There are also the tobacco industry's courtroom victories against secondhand smoke claims. Six lawsuits by flight attendants have gone to juries. The tobacco industry has won five of those six. These are but a few of the many who have been critical or skeptical of allegations that secondhand smoke is a scientifically proven health risk.

So let me see if we can make sense of this. a federal judge says the EPa trumped up the evidence that secondhand smoke causes lung cancer. a prestigious medical journal publishes an editorial by a prominent health researcher criticizing a purported link between secondhand smoke and heart disease. The chairman of the EPa's review panel compared the risk of secondhand smoke to cross-town traffic. and juries don't seem inclined to reward secondhand smoke lawsuits.

But it's a RICO offense for the tobacco industry to say and do these same things?

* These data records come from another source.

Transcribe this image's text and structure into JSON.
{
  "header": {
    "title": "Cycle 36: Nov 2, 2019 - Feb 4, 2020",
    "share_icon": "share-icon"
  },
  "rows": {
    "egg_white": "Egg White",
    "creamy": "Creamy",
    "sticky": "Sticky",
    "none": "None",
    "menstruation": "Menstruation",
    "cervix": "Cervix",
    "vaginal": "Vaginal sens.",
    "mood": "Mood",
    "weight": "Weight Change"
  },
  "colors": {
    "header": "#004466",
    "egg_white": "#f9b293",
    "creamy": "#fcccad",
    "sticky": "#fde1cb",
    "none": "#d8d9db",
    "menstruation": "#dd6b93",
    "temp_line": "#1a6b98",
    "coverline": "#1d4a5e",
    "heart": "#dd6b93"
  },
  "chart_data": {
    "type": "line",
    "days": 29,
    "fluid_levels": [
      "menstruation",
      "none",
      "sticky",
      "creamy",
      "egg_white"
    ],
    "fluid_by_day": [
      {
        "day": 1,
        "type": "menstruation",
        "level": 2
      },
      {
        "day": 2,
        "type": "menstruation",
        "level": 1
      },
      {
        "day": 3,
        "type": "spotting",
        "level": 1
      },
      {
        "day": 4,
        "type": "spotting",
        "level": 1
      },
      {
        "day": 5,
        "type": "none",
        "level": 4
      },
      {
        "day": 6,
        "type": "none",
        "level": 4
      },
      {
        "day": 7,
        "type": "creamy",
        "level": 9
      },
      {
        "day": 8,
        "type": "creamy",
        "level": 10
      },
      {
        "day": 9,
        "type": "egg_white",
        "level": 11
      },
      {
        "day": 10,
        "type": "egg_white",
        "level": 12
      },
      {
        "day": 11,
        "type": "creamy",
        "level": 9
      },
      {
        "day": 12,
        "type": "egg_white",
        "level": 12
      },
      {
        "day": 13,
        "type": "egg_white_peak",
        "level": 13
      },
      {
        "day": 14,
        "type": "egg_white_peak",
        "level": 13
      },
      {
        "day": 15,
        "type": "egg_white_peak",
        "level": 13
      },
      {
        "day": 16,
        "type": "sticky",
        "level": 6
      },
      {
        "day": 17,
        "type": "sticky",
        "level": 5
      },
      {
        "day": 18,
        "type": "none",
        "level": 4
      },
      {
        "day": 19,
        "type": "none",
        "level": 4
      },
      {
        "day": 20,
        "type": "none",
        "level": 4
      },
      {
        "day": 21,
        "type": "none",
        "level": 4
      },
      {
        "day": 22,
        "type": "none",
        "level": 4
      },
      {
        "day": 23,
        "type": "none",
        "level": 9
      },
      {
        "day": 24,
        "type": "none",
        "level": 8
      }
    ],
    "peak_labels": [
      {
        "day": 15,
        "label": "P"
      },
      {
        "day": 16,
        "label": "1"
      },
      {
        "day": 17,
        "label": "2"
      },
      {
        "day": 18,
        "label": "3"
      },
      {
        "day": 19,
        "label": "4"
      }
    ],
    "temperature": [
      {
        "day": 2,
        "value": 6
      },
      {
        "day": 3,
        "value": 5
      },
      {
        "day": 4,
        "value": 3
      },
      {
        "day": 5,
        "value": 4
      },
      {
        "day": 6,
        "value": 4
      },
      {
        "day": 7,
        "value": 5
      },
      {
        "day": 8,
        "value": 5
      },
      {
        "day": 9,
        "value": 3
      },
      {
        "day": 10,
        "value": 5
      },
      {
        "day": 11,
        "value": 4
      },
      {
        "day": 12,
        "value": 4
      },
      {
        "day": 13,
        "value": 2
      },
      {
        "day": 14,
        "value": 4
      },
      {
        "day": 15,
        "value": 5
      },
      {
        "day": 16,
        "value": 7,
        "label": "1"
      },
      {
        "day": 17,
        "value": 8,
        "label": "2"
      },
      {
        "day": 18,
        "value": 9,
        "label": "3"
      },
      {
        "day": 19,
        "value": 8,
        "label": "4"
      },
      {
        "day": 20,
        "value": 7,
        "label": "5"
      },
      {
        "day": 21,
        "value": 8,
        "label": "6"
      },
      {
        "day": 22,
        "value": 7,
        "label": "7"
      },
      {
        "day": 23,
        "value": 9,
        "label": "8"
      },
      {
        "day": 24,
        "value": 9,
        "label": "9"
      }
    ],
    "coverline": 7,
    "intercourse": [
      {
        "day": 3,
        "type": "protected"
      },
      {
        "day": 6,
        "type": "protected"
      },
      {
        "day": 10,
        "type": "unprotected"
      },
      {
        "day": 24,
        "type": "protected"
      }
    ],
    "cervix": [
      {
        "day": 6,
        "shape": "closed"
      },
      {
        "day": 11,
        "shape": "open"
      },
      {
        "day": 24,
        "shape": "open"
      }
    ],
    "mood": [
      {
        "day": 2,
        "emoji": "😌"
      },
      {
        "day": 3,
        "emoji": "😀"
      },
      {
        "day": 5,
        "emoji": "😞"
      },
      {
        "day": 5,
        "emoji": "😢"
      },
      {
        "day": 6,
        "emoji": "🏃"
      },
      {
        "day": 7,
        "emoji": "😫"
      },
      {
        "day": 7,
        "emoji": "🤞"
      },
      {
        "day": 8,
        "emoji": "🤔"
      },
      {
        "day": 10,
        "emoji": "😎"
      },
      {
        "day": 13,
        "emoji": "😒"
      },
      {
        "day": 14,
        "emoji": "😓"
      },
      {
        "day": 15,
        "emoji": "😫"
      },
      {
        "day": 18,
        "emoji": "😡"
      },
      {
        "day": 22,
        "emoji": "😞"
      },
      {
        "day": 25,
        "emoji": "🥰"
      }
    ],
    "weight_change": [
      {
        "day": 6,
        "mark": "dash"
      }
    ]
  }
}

President Bush was critical of the DOJ suit during the 2000 campaign, saying that he was "troubled by the Justice Department's reversal" of a previous position that there was no merit for a federal lawsuit. President Bush added that he hoped "the era of big government is not replaced by the era of big lawsuits." If the president doesn't get a grip on the Department of Justice, businesses could be threatened in the future with similar RICO lawsuits anytime they find themselves disagreeing with the government over scientific issues — blaming the food industry for obesity and the energy industry for global warming  are two ongoing controversies that come to mind.

Until the president does something about the DOJ's rogue $280 billion lawsuit against the tobacco industry, cries about John Edward's trial lawyer connections will ring hollow.